[Textbook-l] legal counsel on copyright issues

Daniel Mayer maveric149 at yahoo.com
Sun Jul 13 20:33:52 UTC 2003


Tomasz Wegrzanowski wrote:
> Karl Wick wrote:
>> Now there's a thought ... what if each textbook project
>> decides for itself depending on its own estimation of its 
>> needs?  If a project decides wrongly, then only it has to 
>> start over. Sitewide policy can be submitted to the public 
>> domain, or kept under GFDL for copying from Wikipedia.
>
>I think that it would be very unpractical. Keeping everything 
>GFDL makes us bidirectionally compatibe with Wikipedia. 
>Changing license to something else breaks that link.

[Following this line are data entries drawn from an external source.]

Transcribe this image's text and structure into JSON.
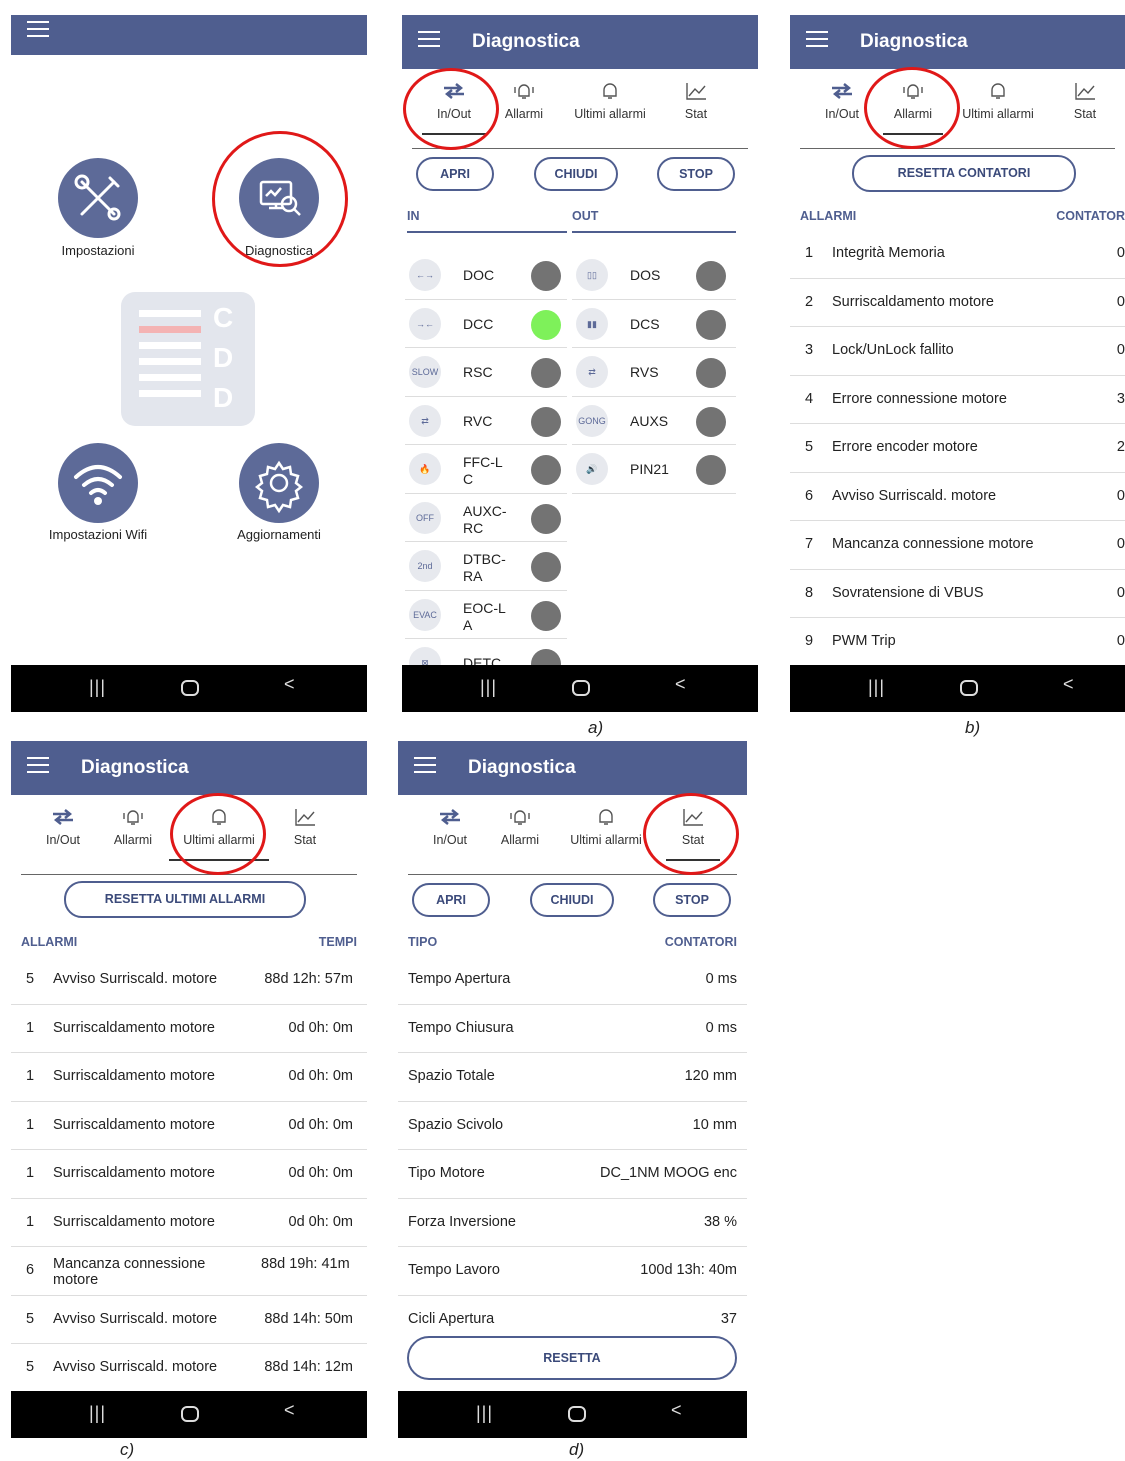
{
  "colors": {
    "appbar": "#4f5e8f",
    "accent": "#3b4a7a",
    "dot_off": "#737373",
    "dot_on": "#7ef15a",
    "highlight_circle": "#e01818"
  },
  "home": {
    "items": [
      {
        "label": "Impostazioni",
        "icon": "tools-icon"
      },
      {
        "label": "Diagnostica",
        "icon": "diagnostics-monitor-icon"
      },
      {
        "label": "Impostazioni Wifi",
        "icon": "wifi-icon"
      },
      {
        "label": "Aggiornamenti",
        "icon": "gear-icon"
      }
    ],
    "logo_letters": [
      "C",
      "D",
      "D"
    ]
  },
  "diag_title": "Diagnostica",
  "tabs": [
    "In/Out",
    "Allarmi",
    "Ultimi allarmi",
    "Stat"
  ],
  "buttons": {
    "apri": "APRI",
    "chiudi": "CHIUDI",
    "stop": "STOP",
    "resetta_contatori": "RESETTA CONTATORI",
    "resetta_ultimi": "RESETTA ULTIMI ALLARMI",
    "resetta": "RESETTA"
  },
  "io": {
    "in_header": "IN",
    "out_header": "OUT",
    "inputs": [
      {
        "name": "DOC",
        "icon": "←→",
        "on": false
      },
      {
        "name": "DCC",
        "icon": "→←",
        "on": true
      },
      {
        "name": "RSC",
        "icon": "SLOW",
        "on": false
      },
      {
        "name": "RVC",
        "icon": "⇄",
        "on": false
      },
      {
        "name": "FFC-L C",
        "icon": "🔥",
        "on": false
      },
      {
        "name": "AUXC-RC",
        "icon": "OFF",
        "on": false
      },
      {
        "name": "DTBC-RA",
        "icon": "2nd",
        "on": false
      },
      {
        "name": "EOC-L A",
        "icon": "EVAC",
        "on": false
      },
      {
        "name": "DETC",
        "icon": "⊠",
        "on": false
      }
    ],
    "outputs": [
      {
        "name": "DOS",
        "icon": "▯▯",
        "on": false
      },
      {
        "name": "DCS",
        "icon": "▮▮",
        "on": false
      },
      {
        "name": "RVS",
        "icon": "⇄",
        "on": false
      },
      {
        "name": "AUXS",
        "icon": "GONG",
        "on": false
      },
      {
        "name": "PIN21",
        "icon": "🔊",
        "on": false
      }
    ]
  },
  "allarmi": {
    "col_left": "ALLARMI",
    "col_right": "CONTATOR",
    "rows": [
      {
        "n": "1",
        "label": "Integrità Memoria",
        "value": "0"
      },
      {
        "n": "2",
        "label": "Surriscaldamento motore",
        "value": "0"
      },
      {
        "n": "3",
        "label": "Lock/UnLock fallito",
        "value": "0"
      },
      {
        "n": "4",
        "label": "Errore connessione motore",
        "value": "3"
      },
      {
        "n": "5",
        "label": "Errore encoder motore",
        "value": "2"
      },
      {
        "n": "6",
        "label": "Avviso Surriscald. motore",
        "value": "0"
      },
      {
        "n": "7",
        "label": "Mancanza connessione motore",
        "value": "0"
      },
      {
        "n": "8",
        "label": "Sovratensione di VBUS",
        "value": "0"
      },
      {
        "n": "9",
        "label": "PWM Trip",
        "value": "0"
      }
    ]
  },
  "ultimi": {
    "col_left": "ALLARMI",
    "col_right": "TEMPI",
    "rows": [
      {
        "n": "5",
        "label": "Avviso Surriscald. motore",
        "value": "88d 12h: 57m"
      },
      {
        "n": "1",
        "label": "Surriscaldamento motore",
        "value": "0d 0h: 0m"
      },
      {
        "n": "1",
        "label": "Surriscaldamento motore",
        "value": "0d 0h: 0m"
      },
      {
        "n": "1",
        "label": "Surriscaldamento motore",
        "value": "0d 0h: 0m"
      },
      {
        "n": "1",
        "label": "Surriscaldamento motore",
        "value": "0d 0h: 0m"
      },
      {
        "n": "1",
        "label": "Surriscaldamento motore",
        "value": "0d 0h: 0m"
      },
      {
        "n": "6",
        "label": "Mancanza connessione motore",
        "value": "88d 19h: 41m"
      },
      {
        "n": "5",
        "label": "Avviso Surriscald. motore",
        "value": "88d 14h: 50m"
      },
      {
        "n": "5",
        "label": "Avviso Surriscald. motore",
        "value": "88d 14h: 12m"
      }
    ]
  },
  "stat": {
    "col_left": "TIPO",
    "col_right": "CONTATORI",
    "rows": [
      {
        "label": "Tempo Apertura",
        "value": "0 ms"
      },
      {
        "label": "Tempo Chiusura",
        "value": "0 ms"
      },
      {
        "label": "Spazio Totale",
        "value": "120 mm"
      },
      {
        "label": "Spazio Scivolo",
        "value": "10 mm"
      },
      {
        "label": "Tipo Motore",
        "value": "DC_1NM MOOG enc"
      },
      {
        "label": "Forza Inversione",
        "value": "38 %"
      },
      {
        "label": "Tempo Lavoro",
        "value": "100d 13h: 40m"
      },
      {
        "label": "Cicli Apertura",
        "value": "37"
      }
    ]
  },
  "captions": {
    "a": "a)",
    "b": "b)",
    "c": "c)",
    "d": "d)"
  },
  "nav": {
    "recent": "|||",
    "back": "<"
  }
}
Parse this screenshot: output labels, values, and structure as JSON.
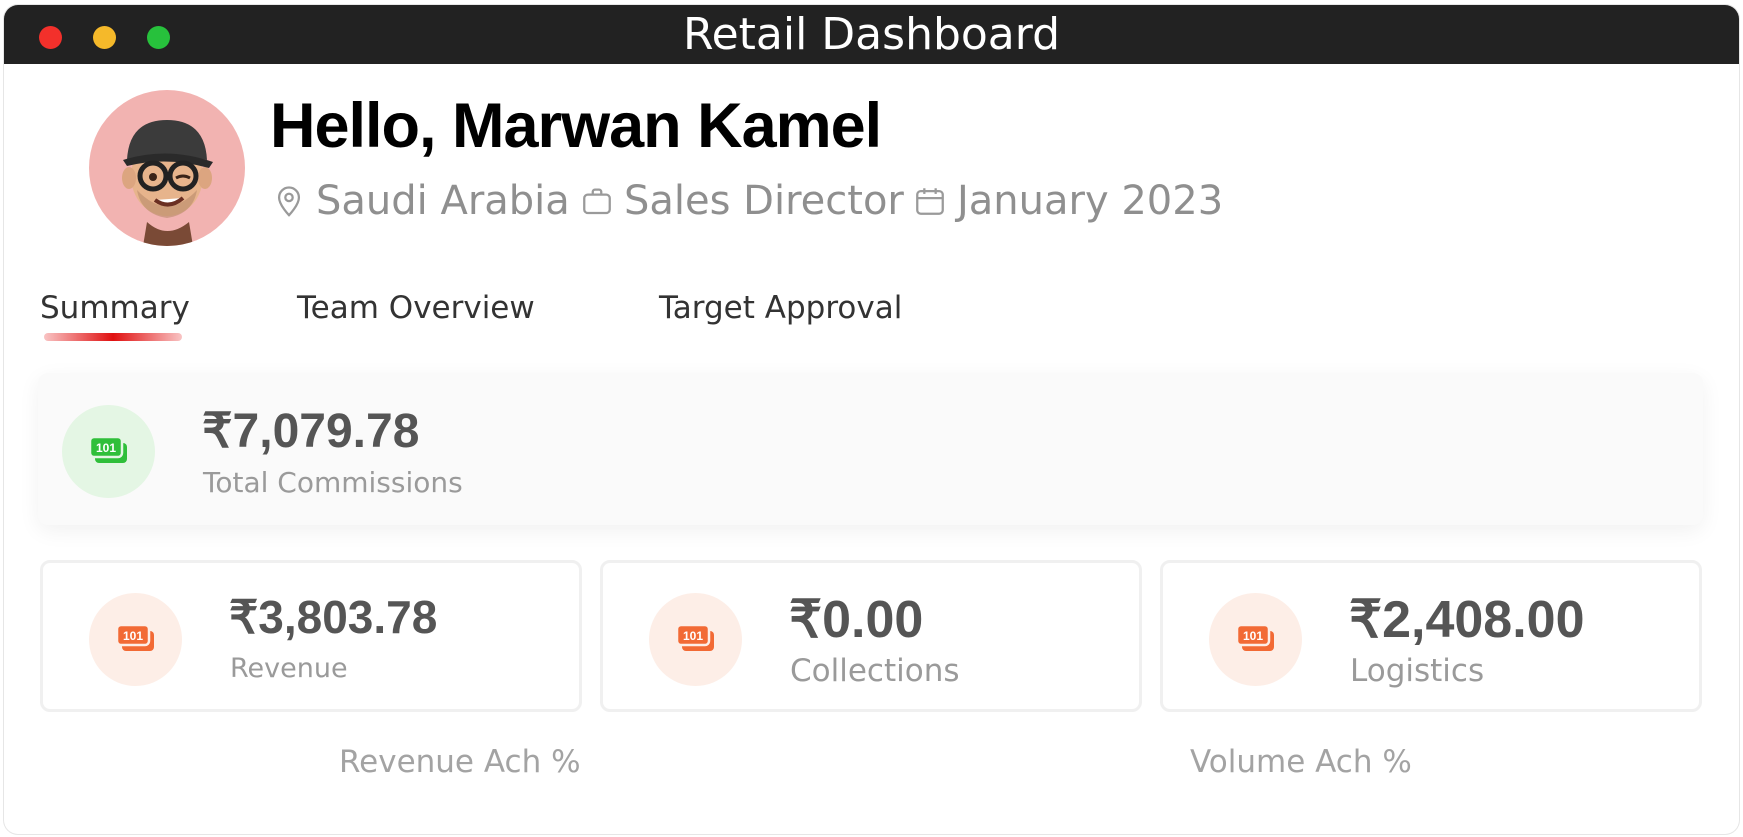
{
  "window": {
    "title": "Retail Dashboard"
  },
  "header": {
    "greeting": "Hello, Marwan Kamel",
    "location": "Saudi Arabia",
    "job_title": "Sales Director",
    "period": "January 2023"
  },
  "tabs": [
    {
      "label": "Summary",
      "active": true
    },
    {
      "label": "Team Overview",
      "active": false
    },
    {
      "label": "Target Approval",
      "active": false
    }
  ],
  "total": {
    "value": "₹7,079.78",
    "label": "Total Commissions"
  },
  "cards": [
    {
      "value": "₹3,803.78",
      "label": "Revenue"
    },
    {
      "value": "₹0.00",
      "label": "Collections"
    },
    {
      "value": "₹2,408.00",
      "label": "Logistics"
    }
  ],
  "achievement": {
    "revenue_label": "Revenue Ach %",
    "volume_label": "Volume Ach %"
  },
  "icons": {
    "location": "map-pin-icon",
    "job": "briefcase-icon",
    "date": "calendar-icon",
    "money": "money-stack-icon"
  },
  "colors": {
    "accent_red": "#e01010",
    "money_green": "#2fbf3a",
    "money_orange": "#f26a35",
    "avatar_bg": "#f2b3b1"
  }
}
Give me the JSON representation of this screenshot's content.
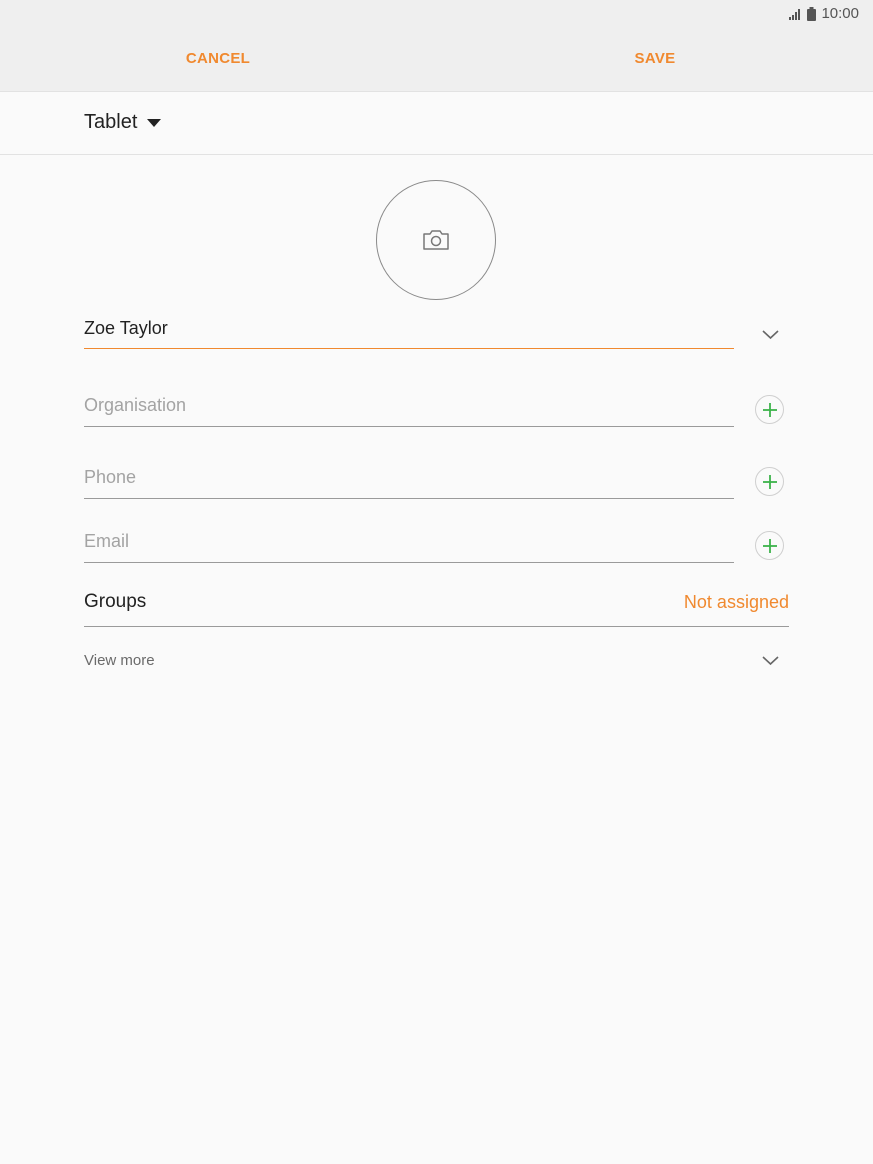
{
  "status_bar": {
    "time": "10:00",
    "icons": [
      "signal-icon",
      "battery-icon"
    ]
  },
  "toolbar": {
    "cancel_label": "CANCEL",
    "save_label": "SAVE"
  },
  "account": {
    "label": "Tablet"
  },
  "photo": {
    "icon": "camera-icon"
  },
  "fields": {
    "name": {
      "value": "Zoe Taylor"
    },
    "organisation": {
      "placeholder": "Organisation"
    },
    "phone": {
      "placeholder": "Phone"
    },
    "email": {
      "placeholder": "Email"
    }
  },
  "groups": {
    "label": "Groups",
    "value": "Not assigned"
  },
  "view_more": {
    "label": "View more"
  },
  "colors": {
    "accent": "#f0892f",
    "plus_icon": "#3cb34a",
    "background": "#fafafa",
    "appbar": "#efefef"
  }
}
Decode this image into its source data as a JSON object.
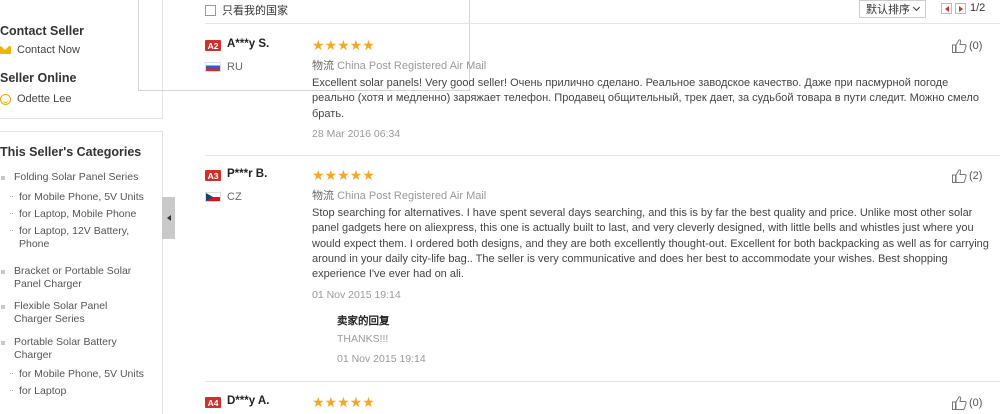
{
  "sidebar": {
    "contact_title": "Contact Seller",
    "contact_link": "Contact Now",
    "online_title": "Seller Online",
    "online_name": "Odette Lee",
    "categories_title": "This Seller's Categories",
    "categories": [
      {
        "label": "Folding Solar Panel Series",
        "level": "main"
      },
      {
        "label": "for Mobile Phone, 5V Units",
        "level": "sub"
      },
      {
        "label": "for Laptop, Mobile Phone",
        "level": "sub"
      },
      {
        "label": "for Laptop, 12V Battery, Phone",
        "level": "sub"
      },
      {
        "label": "Bracket or Portable Solar Panel Charger",
        "level": "main"
      },
      {
        "label": "Flexible Solar Panel Charger Series",
        "level": "main"
      },
      {
        "label": "Portable Solar Battery Charger",
        "level": "main"
      },
      {
        "label": "for Mobile Phone, 5V Units",
        "level": "sub"
      },
      {
        "label": "for Laptop",
        "level": "sub"
      }
    ]
  },
  "toolbar": {
    "filter_label": "只看我的国家",
    "sort_label": "默认排序",
    "page_text": "1/2"
  },
  "reviews": [
    {
      "level": "A2",
      "name": "A***y S.",
      "country": "RU",
      "stars": "★★★★★",
      "ship_label": "物流",
      "ship_value": "China Post Registered Air Mail",
      "text": "Excellent solar panels! Very good seller! Очень прилично сделано. Реальное заводское качество. Даже при пасмурной погоде реально (хотя и медленно) заряжает телефон. Продавец общительный, трек дает, за судьбой товара в пути следит. Можно смело брать.",
      "date": "28 Mar 2016 06:34",
      "helpful": "(0)"
    },
    {
      "level": "A3",
      "name": "P***r B.",
      "country": "CZ",
      "stars": "★★★★★",
      "ship_label": "物流",
      "ship_value": "China Post Registered Air Mail",
      "text": "Stop searching for alternatives. I have spent several days searching, and this is by far the best quality and price. Unlike most other solar panel gadgets here on aliexpress, this one is actually built to last, and very cleverly designed, with little bells and whistles just where you would expect them. I ordered both designs, and they are both excellently thought-out. Excellent for both backpacking as well as for carrying around in your daily city-life bag.. The seller is very communicative and does her best to accommodate your wishes. Best shopping experience I've ever had on ali.",
      "date": "01 Nov 2015 19:14",
      "reply_title": "卖家的回复",
      "reply_text": "THANKS!!!",
      "reply_date": "01 Nov 2015 19:14",
      "helpful": "(2)"
    },
    {
      "level": "A4",
      "name": "D***y A.",
      "stars": "★★★★★",
      "helpful": "(0)"
    }
  ],
  "colors": {
    "star": "#f5a623",
    "level_badge": "#d0302a",
    "pager_arrow": "#cc3333"
  }
}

I tend to agree. IMO the most practical thing for us to do is to have 
everything under the GNU FDL. This will make it very easy to use the vast 
amounts of material already in Wikipedia (which is, by far, the largest open 
content project in the world - please correct me if I am wrong anybody). 

However, I also think it would be a great long term strategy to work with the 
GNU, Creative Commons, Open Content and others who publish copyleft/open 
content/viral licenses to ensure direct compatibility. IMO it is real stupid 
and counter to the intent of these licenses that text cannot flow freely 
between them. There should be some baseline of "freedom" that all these 
licenses already have and will recognize for the purposes of transferability.